Of course, the terms of license would not allow users to design outside Xilinx’ FPGA environment, as it is not Xilinx’ aim to compete head-to-head with the big EDA vendors. But many “ASIC refugees” will appreciate, as Feist jokingly stated, evoking engineers who for cost reasons move their original ASIC intent to an FPGA. Available for only a couple of thousand dollars, the Vivado Design Suite has been beta tested with more than 100 customers and Alliance Program members over the past 12 months, including customers using Xilinx’ stacked silicon interconnect-based Virtex-7 devices. As Feist explained, while a lot of tools blast back the design to the finest grain and then try to stitch things up onto hardware, by designing a modern multidimensional analytic placement engine using state-of-the-art EDA algorithms, Xilinx was able to tune its tools directly for its FPGA architecture.

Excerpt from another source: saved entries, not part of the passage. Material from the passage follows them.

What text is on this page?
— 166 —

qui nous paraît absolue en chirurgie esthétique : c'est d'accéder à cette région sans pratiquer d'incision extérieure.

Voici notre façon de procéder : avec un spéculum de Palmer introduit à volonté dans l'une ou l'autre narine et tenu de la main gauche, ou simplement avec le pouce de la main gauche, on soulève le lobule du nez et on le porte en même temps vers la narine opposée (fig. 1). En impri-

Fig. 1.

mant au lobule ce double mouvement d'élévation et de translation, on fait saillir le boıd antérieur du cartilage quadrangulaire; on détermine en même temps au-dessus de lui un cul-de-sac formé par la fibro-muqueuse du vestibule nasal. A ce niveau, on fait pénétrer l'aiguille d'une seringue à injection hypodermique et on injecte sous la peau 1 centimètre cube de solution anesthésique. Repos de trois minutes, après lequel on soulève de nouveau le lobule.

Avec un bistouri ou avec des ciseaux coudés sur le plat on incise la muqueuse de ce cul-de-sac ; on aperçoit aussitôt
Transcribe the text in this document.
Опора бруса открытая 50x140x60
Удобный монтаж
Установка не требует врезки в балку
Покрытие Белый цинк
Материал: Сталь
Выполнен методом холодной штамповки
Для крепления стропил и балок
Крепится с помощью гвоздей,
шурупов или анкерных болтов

The highly integrated design environment comes with a completely new generation of system-to-IC level tools, all built on the backbone of a shared scalable data model and a common debug environment. It is also an open environment based on industry standards such as the AMBA4 AXI4 interconnect specification, IP-XACT IP packaging metadata enabling users to share and easily interconnect new IP, the Tool Command Language (Tcl), Synopsys Design Constraints (SDC) and others that facilitate design flows tailored to the user’s needs. Xilinx claims its Vivado tools are architected to enable the combination of all types of programmable technologies and scale up to 100-million-ASIC equivalent gate designs, enough for the next decade of designs according to Feist.

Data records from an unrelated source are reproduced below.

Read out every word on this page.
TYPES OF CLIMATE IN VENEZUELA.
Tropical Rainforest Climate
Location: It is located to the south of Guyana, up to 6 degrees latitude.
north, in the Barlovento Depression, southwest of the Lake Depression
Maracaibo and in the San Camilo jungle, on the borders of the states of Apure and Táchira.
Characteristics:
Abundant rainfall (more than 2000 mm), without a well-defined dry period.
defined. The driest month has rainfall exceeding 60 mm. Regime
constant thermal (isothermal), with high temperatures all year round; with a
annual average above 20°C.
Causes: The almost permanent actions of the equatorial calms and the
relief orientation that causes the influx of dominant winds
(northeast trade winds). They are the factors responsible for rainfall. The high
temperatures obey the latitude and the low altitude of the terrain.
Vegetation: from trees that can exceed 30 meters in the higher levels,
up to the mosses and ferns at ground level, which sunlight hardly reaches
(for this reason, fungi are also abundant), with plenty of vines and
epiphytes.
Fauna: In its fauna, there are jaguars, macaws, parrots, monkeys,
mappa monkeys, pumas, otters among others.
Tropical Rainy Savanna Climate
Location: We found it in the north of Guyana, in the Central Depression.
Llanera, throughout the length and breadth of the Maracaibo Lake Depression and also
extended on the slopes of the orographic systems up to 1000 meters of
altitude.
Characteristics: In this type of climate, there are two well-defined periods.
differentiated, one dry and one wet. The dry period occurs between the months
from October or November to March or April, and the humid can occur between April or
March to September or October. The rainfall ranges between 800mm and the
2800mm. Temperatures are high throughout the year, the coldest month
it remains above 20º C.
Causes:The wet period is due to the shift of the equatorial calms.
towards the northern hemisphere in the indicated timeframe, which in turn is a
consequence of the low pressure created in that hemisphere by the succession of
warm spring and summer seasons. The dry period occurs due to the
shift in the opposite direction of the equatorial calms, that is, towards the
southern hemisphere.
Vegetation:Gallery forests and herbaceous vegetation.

To address integration bottlenecks, the Vivado IDE includes electronic system level (ESL) design tools for rapidly synthesizing and verifying C based algorithmic IP; standards based packaging of both algorithmic and RTL IP for reuse; standards based IP stitching and systems integration of all types of system building blocks. The environment supports the verification of blocks and systems with a 3-fold simulation speed, while hardware co-simulation provides 100X more performance.

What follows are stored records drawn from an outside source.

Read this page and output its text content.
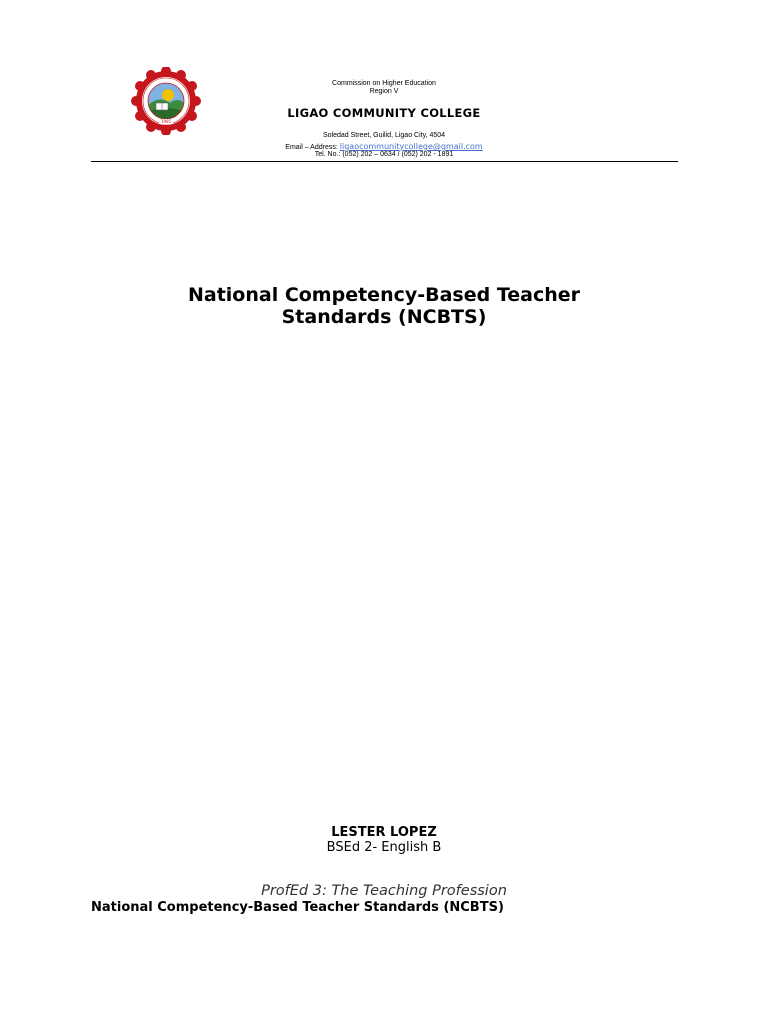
1995
Commission on Higher Education
Region V
LIGAO COMMUNITY COLLEGE
Soledad Street, Guilid, Ligao City, 4504
Email – Address: ligaocommunitycollege@gmail.com
Tel. No.: (052) 202 – 0634 / (052) 202 - 1891
National Competency-Based Teacher
Standards (NCBTS)
LESTER LOPEZ
BSEd 2- English B
ProfEd 3: The Teaching Profession
National Competency-Based Teacher Standards (NCBTS)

To circumvent implementation bottlenecks, Vivado includes a hierarchical device editor and floor planner, a 3 to 15X faster logic synthesis tool (depending on the level of optimization) with support for SystemVerilog, and a 4X faster, more deterministic place and route engine that uses analytics to minimize a ‘cost’ function of multiple variables such as timing, wire length and routing congestion.
Fig. 1: The multidimensional analytic algorithm optimizes layouts for best timing, congestion and wire length. Comparing the same design as routed on the Zynq emulation platform by Xilinx’ ISE and Vivado tools.
Incremental flows allow for engineering change order (ECO) induced changes to be quickly processed by only re-implementing a small part of the design, while preserving performance. Finally, leveraging the new shared scalable data model, the tools provide power, timing and area estimates at every stage of the design flow, enabling up front analysis and then optimization with integrated capabilities such as automated clock gating.
The Vivado Design Suite version 2012.1 is available as part of an early access program. Public access will commence with version 2012.2 early this summer, followed by WebPACK availability and Zynq-7000 Extensible Processing Platform support later in the year. ISE Design Suite Edition customers with current support will be provided the new Vivado Design Suite Editions in addition to ISE at no additional cost.